If it sounds far-fetched, think harder. A cappella recording isn’t happening in a bubble. In fact, the same complaints that have plagued the legit music industry (overproduction, Auto-Tune) have spilled over into collegiate a cappella. For years, major-label producers, artists, and executives have been fighting the so-called Volume Wars. Even Bob Dylan weighed in, telling
Rolling Stone
in 2005, “You listen to these modern records, they’re atrocious, they have sound all over them. There’s no definition of nothing, no vocal, no nothing, just like—static.” To oversimplify matters, the Volume Wars comes down to compression, one of the last steps in mastering an album. Compression eliminates a lot of the dynamics in a recording making everything even—and loud. Compression brings the song to the foreground and gives it that in-your-face feel. Back when engineers were still working with LPs, there was a limit to how far you could compress a song; if you pushed too hard, the needle would pop out of the groove. Bob Dylan’s complaint (and he’s right) is that the brain can’t process supercompressed sounds for too long. Without dynamics—without some soft to balance the loud—the ears get fatigued. (When people say they love vinyl, this is what they mean.) Big Music is convinced louder records sell more copies. Apparently, a cappella producers agree (or at least have recalibrated their ears to match the industry standard). “I’ve noticed that Dio’s albums are the loudest,” says Bill Hare, calling out Dave Sperandio of diovoce (and an alum of the UNC Clef Hangers).
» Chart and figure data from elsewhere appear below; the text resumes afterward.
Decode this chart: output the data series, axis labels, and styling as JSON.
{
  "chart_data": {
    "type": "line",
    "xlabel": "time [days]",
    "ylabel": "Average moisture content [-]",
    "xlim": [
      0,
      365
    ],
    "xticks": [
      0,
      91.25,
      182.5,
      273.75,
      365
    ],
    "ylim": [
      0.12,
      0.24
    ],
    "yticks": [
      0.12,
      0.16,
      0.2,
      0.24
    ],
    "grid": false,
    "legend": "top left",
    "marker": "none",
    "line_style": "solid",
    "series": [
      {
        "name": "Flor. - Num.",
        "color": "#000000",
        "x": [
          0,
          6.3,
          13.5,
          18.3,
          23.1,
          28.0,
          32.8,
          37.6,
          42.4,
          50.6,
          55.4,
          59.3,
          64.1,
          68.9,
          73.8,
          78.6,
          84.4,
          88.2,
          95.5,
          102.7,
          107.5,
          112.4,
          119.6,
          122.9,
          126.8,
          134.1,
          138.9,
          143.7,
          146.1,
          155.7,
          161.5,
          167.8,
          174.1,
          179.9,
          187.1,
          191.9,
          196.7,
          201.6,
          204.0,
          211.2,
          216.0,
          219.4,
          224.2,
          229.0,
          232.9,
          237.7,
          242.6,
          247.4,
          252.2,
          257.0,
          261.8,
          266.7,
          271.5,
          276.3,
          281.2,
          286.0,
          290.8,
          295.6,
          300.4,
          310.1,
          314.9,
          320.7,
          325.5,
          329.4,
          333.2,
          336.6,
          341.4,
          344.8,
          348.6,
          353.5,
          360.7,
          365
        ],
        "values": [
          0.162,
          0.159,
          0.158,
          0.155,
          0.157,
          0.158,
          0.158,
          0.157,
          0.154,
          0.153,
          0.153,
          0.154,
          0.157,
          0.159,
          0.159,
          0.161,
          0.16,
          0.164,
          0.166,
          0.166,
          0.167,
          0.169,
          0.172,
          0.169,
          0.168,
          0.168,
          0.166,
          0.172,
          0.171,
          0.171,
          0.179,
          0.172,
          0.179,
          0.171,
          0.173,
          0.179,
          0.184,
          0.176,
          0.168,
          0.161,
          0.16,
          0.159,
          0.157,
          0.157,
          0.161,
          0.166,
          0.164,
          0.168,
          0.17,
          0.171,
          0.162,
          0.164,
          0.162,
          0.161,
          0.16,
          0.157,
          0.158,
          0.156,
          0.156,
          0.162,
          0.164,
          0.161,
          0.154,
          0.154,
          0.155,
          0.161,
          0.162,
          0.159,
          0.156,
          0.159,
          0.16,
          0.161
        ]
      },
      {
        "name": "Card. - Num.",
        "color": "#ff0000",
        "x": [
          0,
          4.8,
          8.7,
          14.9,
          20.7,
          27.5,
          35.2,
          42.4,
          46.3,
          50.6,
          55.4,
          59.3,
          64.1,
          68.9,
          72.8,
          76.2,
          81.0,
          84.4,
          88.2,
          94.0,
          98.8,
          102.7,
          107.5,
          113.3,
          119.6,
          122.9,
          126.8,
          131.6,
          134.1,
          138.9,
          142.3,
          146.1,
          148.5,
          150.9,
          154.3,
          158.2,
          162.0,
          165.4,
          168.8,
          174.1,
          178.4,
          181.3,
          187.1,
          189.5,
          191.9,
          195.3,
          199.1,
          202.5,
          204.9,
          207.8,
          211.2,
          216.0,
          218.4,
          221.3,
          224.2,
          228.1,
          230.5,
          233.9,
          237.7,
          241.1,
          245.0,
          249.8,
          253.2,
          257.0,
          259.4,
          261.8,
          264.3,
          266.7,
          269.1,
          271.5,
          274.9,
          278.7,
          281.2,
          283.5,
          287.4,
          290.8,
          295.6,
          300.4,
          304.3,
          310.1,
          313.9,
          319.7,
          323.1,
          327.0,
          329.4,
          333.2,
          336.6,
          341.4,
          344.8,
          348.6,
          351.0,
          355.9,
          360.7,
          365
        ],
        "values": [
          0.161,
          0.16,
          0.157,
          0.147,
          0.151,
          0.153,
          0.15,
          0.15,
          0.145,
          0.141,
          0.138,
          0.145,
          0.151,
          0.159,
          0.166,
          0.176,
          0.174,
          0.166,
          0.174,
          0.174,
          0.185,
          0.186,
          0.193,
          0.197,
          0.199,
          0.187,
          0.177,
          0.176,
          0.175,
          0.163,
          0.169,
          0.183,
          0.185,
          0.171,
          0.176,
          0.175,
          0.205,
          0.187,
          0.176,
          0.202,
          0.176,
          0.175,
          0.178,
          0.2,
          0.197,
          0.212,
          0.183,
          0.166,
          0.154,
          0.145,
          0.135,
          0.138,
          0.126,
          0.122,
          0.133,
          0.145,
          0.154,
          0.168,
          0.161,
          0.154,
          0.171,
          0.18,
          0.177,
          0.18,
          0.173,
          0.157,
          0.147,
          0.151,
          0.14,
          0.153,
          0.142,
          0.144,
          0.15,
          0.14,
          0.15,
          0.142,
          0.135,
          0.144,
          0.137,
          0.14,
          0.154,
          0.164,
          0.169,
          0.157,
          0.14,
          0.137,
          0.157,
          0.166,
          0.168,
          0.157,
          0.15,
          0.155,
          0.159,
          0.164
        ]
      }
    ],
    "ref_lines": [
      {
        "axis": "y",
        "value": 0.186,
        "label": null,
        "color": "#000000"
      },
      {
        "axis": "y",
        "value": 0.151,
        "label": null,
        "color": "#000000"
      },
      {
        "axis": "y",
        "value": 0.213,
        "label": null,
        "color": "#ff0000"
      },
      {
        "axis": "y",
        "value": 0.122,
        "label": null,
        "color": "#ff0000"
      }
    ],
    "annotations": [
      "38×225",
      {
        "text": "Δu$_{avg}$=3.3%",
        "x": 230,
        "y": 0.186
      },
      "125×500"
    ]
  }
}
This new sound—arranging music for a vocal band, recording like a band—contributed to the explosion in collegiate a cappella. It was one thing to sing “In the Still of the Night.” It was quite another to go to a professional recording studio and lay down your own version of Radiohead’s “High & Dry.” In the mid-nineties the number of a cappella groups on U.S. collegiate soil spiked. Today, the list is conservatively numbered at twelve hundred and fifty—up from three hundred just fifteen years ago. And they are a diverse bunch. Take Penn Masala, the world’s first Hindi a cappella group. Or ReMix, an R & B a cappella group at UVA. There are many Jewish a cappella groups, including Pizmon at Columbia. Mayim Bialik, aka television’s Blossom, started her own Jewish a cappella group at UCLA. They called themselves Shir Bruin. Yes, Shir Bruin was a pun.
Shir
(pronounced
sheer
) is the Hebrew word meaning “song”; Bruin is the UCLA mascot. The group sang mostly traditional Jewish music, but Mayim had a sense of humor about the whole thing. She arranged a medley of Madonna’s “Like a Prayer,” Bon Jovi’s “Livin’ on a Prayer,” and a spiritual, “T’filah” (the word means “prayer” in Hebrew). Being observant Jews—and still trying to gig on weekends—proved challenging for the members of Shir Bruin. Jewish law prohibits the use of instruments on the Sabbath, and the pitch pipe (which all a cappella groups use to get their starting note) is considered an instrument. Shir Bruin had a crafty solution. When you open and close a metal
kippah
clip—the sort of bobby pin that keeps a yarmulka on a guy’s head—it makes a noise. Or rather, a musical note. “The kippah clip opens on, like, an F-sharp or something,” Mayim says, laughing. On the Sabbath, this is how they found their starting pitch.